De laatste paar jaar heeft mindfulness op het werk, dankzij internationale bedrijven als Google, media en journalisten, en enthousiaste trainers, sterrenstatus bereikt. Het wordt gepromoot als de oplossing voor de meeste of veel dagelijkse organisatieproblemen en eisen op het werk zoals stress en burn-out, slechte communicatie en samenwerking, creativiteit en presteren. Wat is de waarheid over mindfulness op het werk en kan het de belofte waarmaken?
Dat organisaties naar mindfulness kijken als oplossing voor aanhoudende problemen op de werkplek is niet vreemd. In deze snelle wereld diepgaande technologische innovatie, steeds nieuwe businessmodellen en versnellend agile organiseren zijn stress en zorgen op het werk nog steeds of zelf prominenter aanwezig. En de track record van mindfulness in individuele stressvermindering is aantrekkelijk voor zowel medewerkers als HR-afdelingen, en terecht. Maar de onkritische en overenthousiaste promotie door mindfulnesstrainers van diverse pluimage en de weinig doordachte introductie door HR-afdelingen die onder druk staan om te leveren vormen een recept voor mislukking: mindfulness op het werk zal niet in staat zijn de belofte waar te maken. En dan kan makkelijk de baby met het badwater weggegooid worden. Van ster tot outcast…
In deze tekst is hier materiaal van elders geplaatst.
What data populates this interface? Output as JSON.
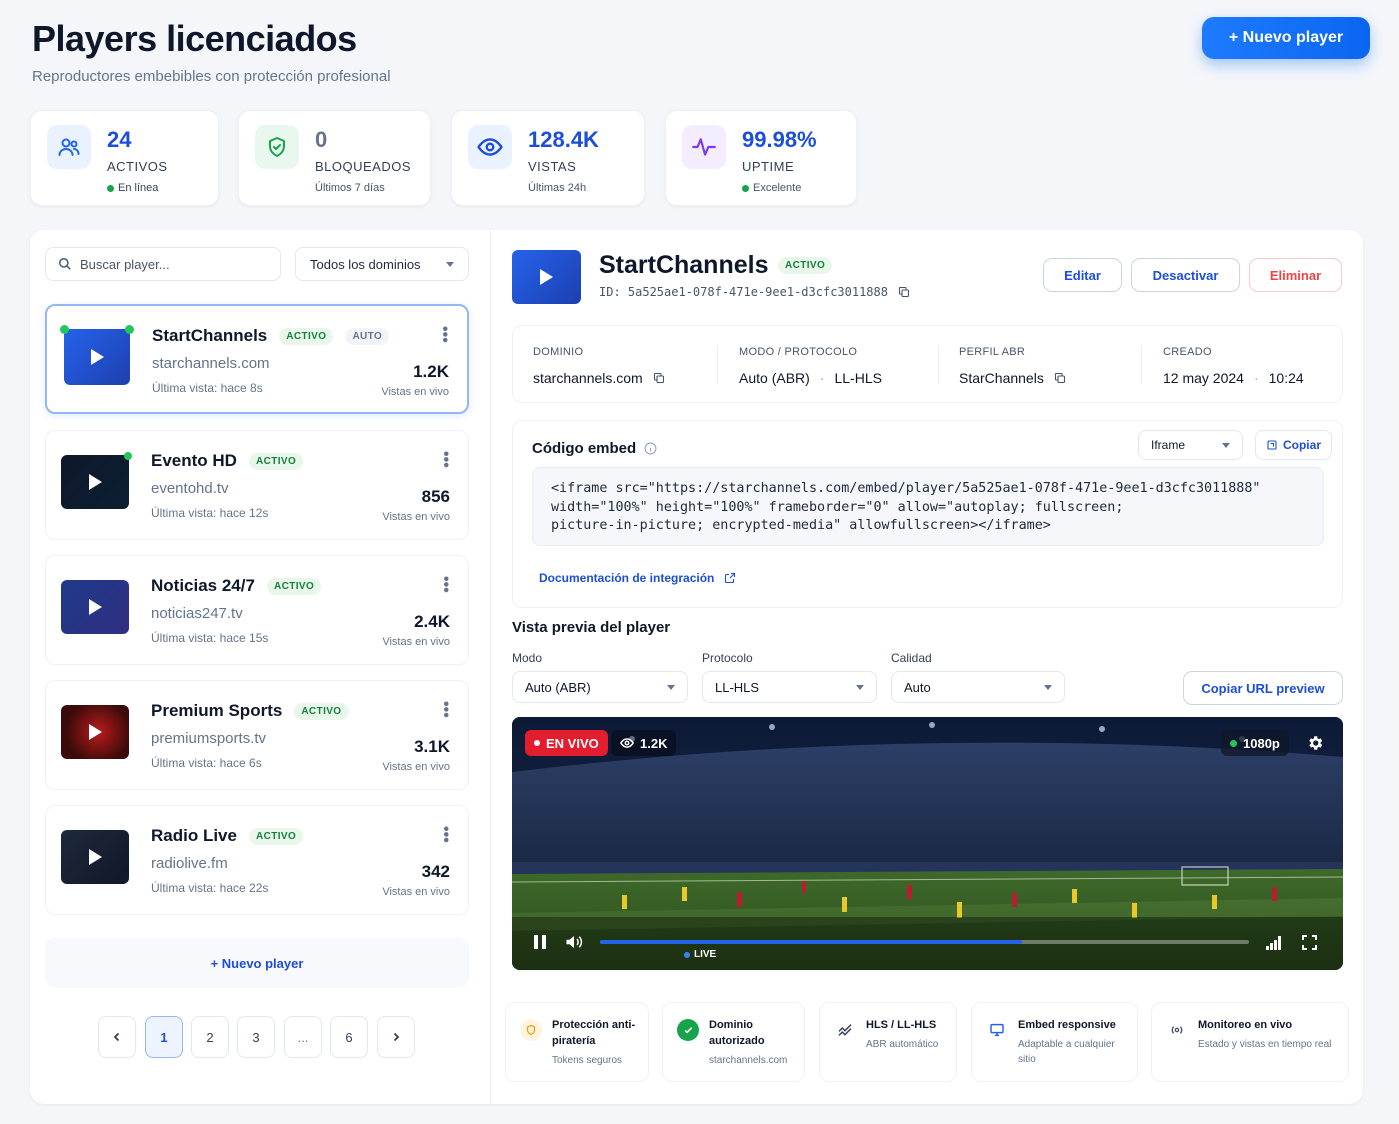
{
  "header": {
    "title": "Players licenciados",
    "subtitle": "Reproductores embebibles con protección profesional",
    "new_button": "+ Nuevo player"
  },
  "stats": [
    {
      "value": "24",
      "label": "ACTIVOS",
      "sub": "En línea",
      "icon": "users-icon"
    },
    {
      "value": "0",
      "label": "BLOQUEADOS",
      "sub": "Últimos 7 días",
      "icon": "shield-icon"
    },
    {
      "value": "128.4K",
      "label": "VISTAS",
      "sub": "Últimas 24h",
      "icon": "eye-icon"
    },
    {
      "value": "99.98%",
      "label": "UPTIME",
      "sub": "Excelente",
      "icon": "activity-icon"
    }
  ],
  "filters": {
    "search_placeholder": "Buscar player...",
    "domain_select": "Todos los dominios"
  },
  "players": [
    {
      "name": "StartChannels",
      "badge": "ACTIVO",
      "badge2": "AUTO",
      "domain": "starchannels.com",
      "last": "Última vista: hace 8s",
      "count": "1.2K",
      "count_label": "Vistas en vivo"
    },
    {
      "name": "Evento HD",
      "badge": "ACTIVO",
      "domain": "eventohd.tv",
      "last": "Última vista: hace 12s",
      "count": "856",
      "count_label": "Vistas en vivo"
    },
    {
      "name": "Noticias 24/7",
      "badge": "ACTIVO",
      "domain": "noticias247.tv",
      "last": "Última vista: hace 15s",
      "count": "2.4K",
      "count_label": "Vistas en vivo"
    },
    {
      "name": "Premium Sports",
      "badge": "ACTIVO",
      "domain": "premiumsports.tv",
      "last": "Última vista: hace 6s",
      "count": "3.1K",
      "count_label": "Vistas en vivo"
    },
    {
      "name": "Radio Live",
      "badge": "ACTIVO",
      "domain": "radiolive.fm",
      "last": "Última vista: hace 22s",
      "count": "342",
      "count_label": "Vistas en vivo"
    }
  ],
  "list_footer": {
    "add": "+ Nuevo player"
  },
  "pagination": [
    "1",
    "2",
    "3",
    "...",
    "6"
  ],
  "detail": {
    "name": "StartChannels",
    "badge": "ACTIVO",
    "id": "ID: 5a525ae1-078f-471e-9ee1-d3cfc3011888",
    "edit": "Editar",
    "deactivate": "Desactivar",
    "delete": "Eliminar",
    "info": {
      "domain_h": "DOMINIO",
      "domain_v": "starchannels.com",
      "mode_h": "MODO / PROTOCOLO",
      "mode_v": "Auto (ABR)",
      "mode_v2": "LL-HLS",
      "abr_h": "PERFIL ABR",
      "abr_v": "StarChannels",
      "created_h": "CREADO",
      "created_v": "12 may 2024",
      "created_t": "10:24"
    },
    "embed": {
      "title": "Código embed",
      "type": "Iframe",
      "copy": "Copiar",
      "code": "<iframe src=\"https://starchannels.com/embed/player/5a525ae1-078f-471e-9ee1-d3cfc3011888\"\nwidth=\"100%\" height=\"100%\" frameborder=\"0\" allow=\"autoplay; fullscreen;\npicture-in-picture; encrypted-media\" allowfullscreen></iframe>",
      "docs": "Documentación de integración"
    },
    "preview": {
      "title": "Vista previa del player",
      "mode_label": "Modo",
      "mode": "Auto (ABR)",
      "proto_label": "Protocolo",
      "proto": "LL-HLS",
      "quality_label": "Calidad",
      "quality": "Auto",
      "copy_url": "Copiar URL preview",
      "live": "EN VIVO",
      "viewers": "1.2K",
      "resolution": "1080p",
      "live_label": "LIVE",
      "progress": 0.65
    }
  },
  "features": [
    {
      "title": "Protección anti-piratería",
      "sub": "Tokens seguros",
      "icon": "shield-icon",
      "color": "#f59e0b"
    },
    {
      "title": "Dominio autorizado",
      "sub": "starchannels.com",
      "icon": "check-icon",
      "color": "#16a34a"
    },
    {
      "title": "HLS / LL-HLS",
      "sub": "ABR automático",
      "icon": "signal-icon",
      "color": "#334155"
    },
    {
      "title": "Embed responsive",
      "sub": "Adaptable a cualquier sitio",
      "icon": "monitor-icon",
      "color": "#2563eb"
    },
    {
      "title": "Monitoreo en vivo",
      "sub": "Estado y vistas en tiempo real",
      "icon": "broadcast-icon",
      "color": "#475569"
    }
  ]
}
Om dat te voorkomen is een gebalanceerde, praktische en experimentele benadering nodig van mindfulness in organisaties. Gebalanceerd omdat er een grote behoefte is aan realisme over de wetenschappelijke claims achter mindfulness op het werk. Jazeker, er zijn veel eerste aanwijzingen over de effectiviteit ervan en de werkzame mechanismes erachter, maar er is nog geen zeker bewijs. Mindfulnesstraining zo is aangetoond draagt positief bij aan het verlaging van stressniveaus, cognitieve flexibiliteit en open-mindedness, betere persoonlijke relaties op het werk en het vermijden van miscommunicatie. En het helpt mensen om beter voor zichzelf te zorgen. Maar welk trainingsprogramma het best werkt voor een bepaalde groep en in wat voor organisatie is een open kwestie.
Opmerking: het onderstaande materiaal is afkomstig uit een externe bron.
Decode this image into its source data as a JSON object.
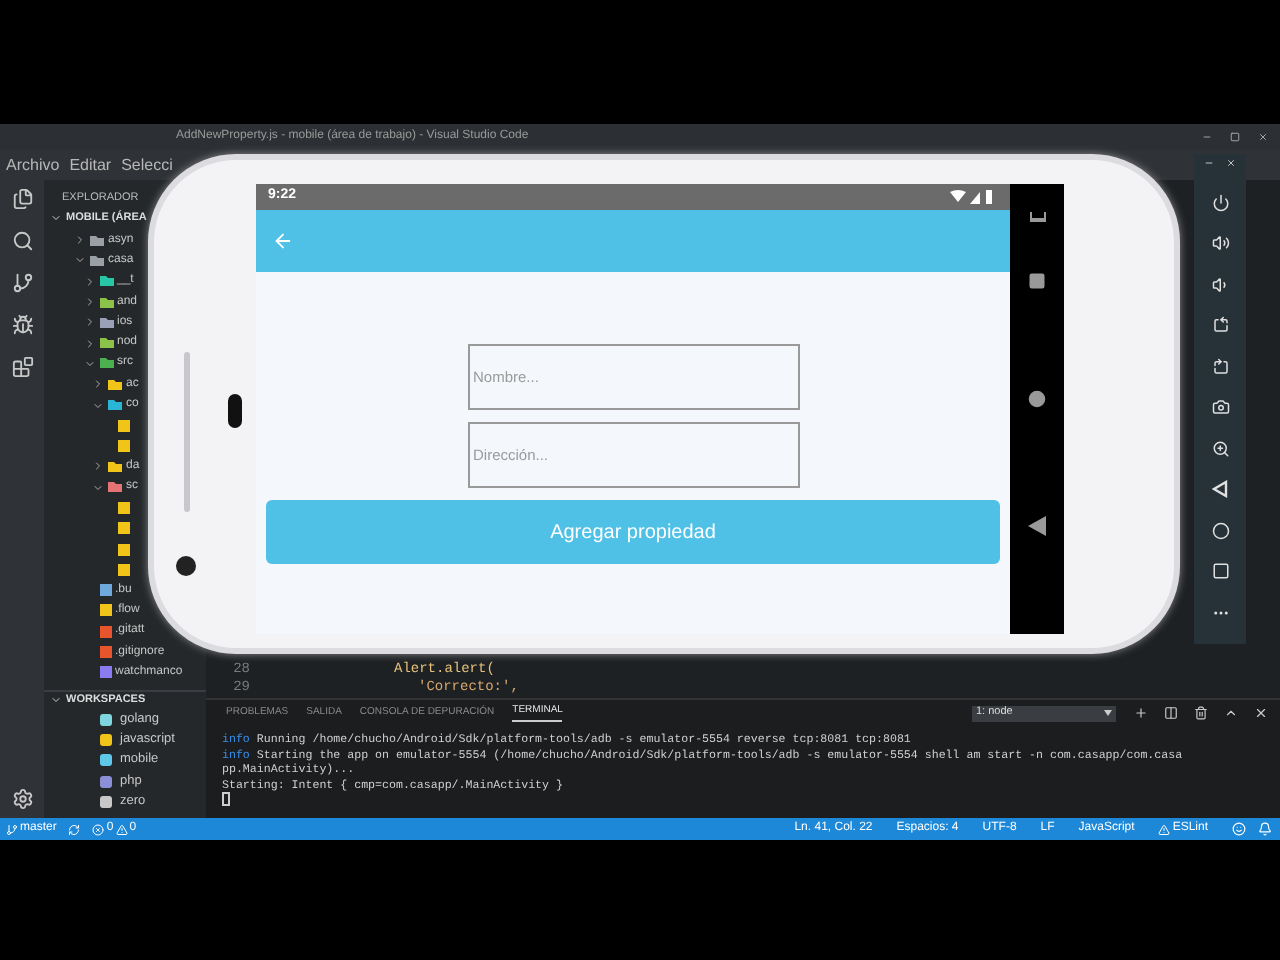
{
  "window": {
    "title": "AddNewProperty.js - mobile (área de trabajo) - Visual Studio Code"
  },
  "menu": [
    "Archivo",
    "Editar",
    "Selecci"
  ],
  "sidebar": {
    "title": "EXPLORADOR",
    "workspace": "MOBILE (ÁREA",
    "tree": [
      {
        "kind": "folder",
        "label": "asyn",
        "color": "#9aa0a6",
        "expanded": false
      },
      {
        "kind": "folder",
        "label": "casa",
        "color": "#9aa0a6",
        "expanded": true,
        "children": [
          {
            "kind": "folder",
            "label": "__t",
            "color": "#26c6a6",
            "expanded": false
          },
          {
            "kind": "folder",
            "label": "and",
            "color": "#8bc34a",
            "expanded": false
          },
          {
            "kind": "folder",
            "label": "ios",
            "color": "#9aa0b6",
            "expanded": false
          },
          {
            "kind": "folder",
            "label": "nod",
            "color": "#8bc34a",
            "expanded": false
          },
          {
            "kind": "folder",
            "label": "src",
            "color": "#4caf50",
            "expanded": true,
            "children": [
              {
                "kind": "folder",
                "label": "ac",
                "color": "#f0c419",
                "expanded": false
              },
              {
                "kind": "folder",
                "label": "co",
                "color": "#29b6d6",
                "expanded": true,
                "children": [
                  {
                    "kind": "file",
                    "color": "#f0c419"
                  },
                  {
                    "kind": "file",
                    "color": "#f0c419"
                  }
                ]
              },
              {
                "kind": "folder",
                "label": "da",
                "color": "#f0c419",
                "expanded": false
              },
              {
                "kind": "folder",
                "label": "sc",
                "color": "#e57373",
                "expanded": true,
                "children": [
                  {
                    "kind": "file",
                    "color": "#f0c419"
                  },
                  {
                    "kind": "file",
                    "color": "#f0c419"
                  },
                  {
                    "kind": "file",
                    "color": "#f0c419"
                  },
                  {
                    "kind": "file",
                    "color": "#f0c419"
                  }
                ]
              }
            ]
          },
          {
            "kind": "file",
            "label": ".bu",
            "color": "#6fa8dc"
          },
          {
            "kind": "file",
            "label": ".flow",
            "color": "#f0c419"
          },
          {
            "kind": "file",
            "label": ".gitatt",
            "color": "#e8552d"
          },
          {
            "kind": "file",
            "label": ".gitignore",
            "color": "#e8552d"
          },
          {
            "kind": "file",
            "label": "watchmanco",
            "color": "#8a7cf0"
          }
        ]
      }
    ],
    "workspaces_title": "WORKSPACES",
    "workspaces": [
      {
        "label": "golang",
        "color": "#7fd6e0"
      },
      {
        "label": "javascript",
        "color": "#f0c419"
      },
      {
        "label": "mobile",
        "color": "#5fc8e8"
      },
      {
        "label": "php",
        "color": "#8a8fd8"
      },
      {
        "label": "zero",
        "color": "#c8c8c8"
      }
    ]
  },
  "editor": {
    "lines": [
      {
        "number": "28",
        "kind": "call",
        "code": "Alert.alert("
      },
      {
        "number": "29",
        "kind": "string",
        "code": "'Correcto:',"
      }
    ]
  },
  "panel": {
    "tabs": [
      {
        "label": "PROBLEMAS",
        "selected": false
      },
      {
        "label": "SALIDA",
        "selected": false
      },
      {
        "label": "CONSOLA DE DEPURACIÓN",
        "selected": false
      },
      {
        "label": "TERMINAL",
        "selected": true
      }
    ],
    "terminal_select": "1: node",
    "terminal": [
      {
        "prefix": "info",
        "text": "Running /home/chucho/Android/Sdk/platform-tools/adb -s emulator-5554 reverse tcp:8081 tcp:8081"
      },
      {
        "prefix": "info",
        "text": "Starting the app on emulator-5554 (/home/chucho/Android/Sdk/platform-tools/adb -s emulator-5554 shell am start -n com.casapp/com.casa"
      },
      {
        "text": "pp.MainActivity)..."
      },
      {
        "text": "Starting: Intent { cmp=com.casapp/.MainActivity }"
      }
    ]
  },
  "status_bar": {
    "branch": "master",
    "errors": "0",
    "warnings": "0",
    "items": [
      "Ln. 41, Col. 22",
      "Espacios: 4",
      "UTF-8",
      "LF",
      "JavaScript"
    ],
    "linter": "ESLint"
  },
  "phone": {
    "time": "9:22",
    "fields": [
      {
        "placeholder": "Nombre..."
      },
      {
        "placeholder": "Dirección..."
      }
    ],
    "button": "Agregar propiedad"
  }
}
Praktische omdat het introduceren van mindfulness trainingsprogramma’s op het werk (en er zijn vele opties) in de goede context moet worden geplaatst en op realistische verwachtingen gebaseerd. De meeste aanprijzing van mindfulness is gebaseerd op het te mooi voorstellen van de mogelijke effecten zonder dat een relatie wordt gelegd naar de noodzaak van een stevige trainingspraktijk en een ondersteunend klimaat binnen de organisatie. Mindfulnesstraining zal niet werken als het gezien wordt als een quick fix voor aanhoudende problemen die organisatorisch van aard zijn en niet persoonlijk van karakter. Veel mindfulnesstrainers willen te graag een training geven en missen begrip van wat er in een organisatie speelt. En HR-afdelingen staan zo onder druk om te leveren dat alles ok is, ook een mindfulnesstraining van lage kwaliteit.
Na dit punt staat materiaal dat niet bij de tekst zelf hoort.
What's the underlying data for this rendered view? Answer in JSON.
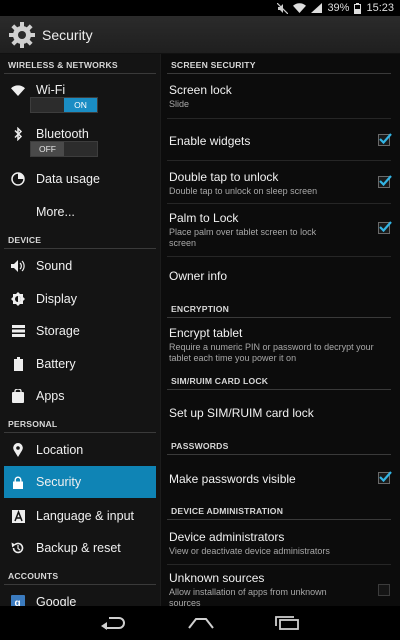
{
  "status_bar": {
    "battery": "39%",
    "time": "15:23"
  },
  "app_bar": {
    "title": "Security",
    "icon": "gear-icon"
  },
  "sidebar": {
    "wireless_header": "WIRELESS & NETWORKS",
    "wifi": {
      "label": "Wi-Fi",
      "toggle": "ON",
      "icon": "wifi-icon"
    },
    "bluetooth": {
      "label": "Bluetooth",
      "toggle": "OFF",
      "icon": "bluetooth-icon"
    },
    "data_usage": {
      "label": "Data usage",
      "icon": "data-usage-icon"
    },
    "more": {
      "label": "More..."
    },
    "device_header": "DEVICE",
    "sound": {
      "label": "Sound",
      "icon": "speaker-icon"
    },
    "display": {
      "label": "Display",
      "icon": "brightness-icon"
    },
    "storage": {
      "label": "Storage",
      "icon": "storage-icon"
    },
    "battery": {
      "label": "Battery",
      "icon": "battery-icon"
    },
    "apps": {
      "label": "Apps",
      "icon": "apps-icon"
    },
    "personal_header": "PERSONAL",
    "location": {
      "label": "Location",
      "icon": "location-pin-icon"
    },
    "security": {
      "label": "Security",
      "icon": "lock-icon"
    },
    "language": {
      "label": "Language & input",
      "icon": "language-icon"
    },
    "backup": {
      "label": "Backup & reset",
      "icon": "backup-icon"
    },
    "accounts_header": "ACCOUNTS",
    "google": {
      "label": "Google",
      "icon": "google-icon"
    }
  },
  "main": {
    "screen_security_header": "SCREEN SECURITY",
    "screen_lock": {
      "title": "Screen lock",
      "summary": "Slide"
    },
    "enable_widgets": {
      "title": "Enable widgets",
      "checked": true
    },
    "double_tap": {
      "title": "Double tap to unlock",
      "summary": "Double tap to unlock on sleep screen",
      "checked": true
    },
    "palm_lock": {
      "title": "Palm to Lock",
      "summary": "Place palm over tablet screen to lock screen",
      "checked": true
    },
    "owner_info": {
      "title": "Owner info"
    },
    "encryption_header": "ENCRYPTION",
    "encrypt_tablet": {
      "title": "Encrypt tablet",
      "summary": "Require a numeric PIN or password to decrypt your tablet each time you power it on"
    },
    "sim_header": "SIM/RUIM CARD LOCK",
    "sim_lock": {
      "title": "Set up SIM/RUIM card lock"
    },
    "passwords_header": "PASSWORDS",
    "make_visible": {
      "title": "Make passwords visible",
      "checked": true
    },
    "device_admin_header": "DEVICE ADMINISTRATION",
    "device_admins": {
      "title": "Device administrators",
      "summary": "View or deactivate device administrators"
    },
    "unknown_sources": {
      "title": "Unknown sources",
      "summary": "Allow installation of apps from unknown sources",
      "checked": false
    }
  },
  "colors": {
    "accent": "#0f84b5",
    "check": "#33b5e5"
  },
  "nav_bar": {
    "back": "back-icon",
    "home": "home-icon",
    "recents": "recent-apps-icon"
  }
}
En tenslotte moeten we mindfulnesstraining op het werk introduceren met een experimentele houding: leren ‘on the spot’. De kern van een eerste mindfulnessprogramma in een organisatie is om de deelnemers de basisvaardigheden van mindfulnessmeditatie en -yoga bij te brengen en ze te helpen om praktijken te ontwikkelen waardoor ze meer mindful de werkdag door kunnen komen. Daarbij is een experimentele houding essentieel, voor zowel de deelnemers als de trainers. Voor de deelnemers om te zien dat een langzaam, zorgvuldig leerproces een houding oplevert die bij meer mindful werken past. Voor trainers om die houding te belichamen in een mindfulness op het werk training en om te zien hoe het leerproces van deelnemers en de effecten daarvan buiten de sessies van het programma hun beslag krijgen.
Alleen met zo’n gebalanceerde, praktische en experimentele benadering kan mindfulness op het werk voorkomen dat het de gevallen beroemdheid van 2016 wordt die zijn belofte niet kon waarmaken.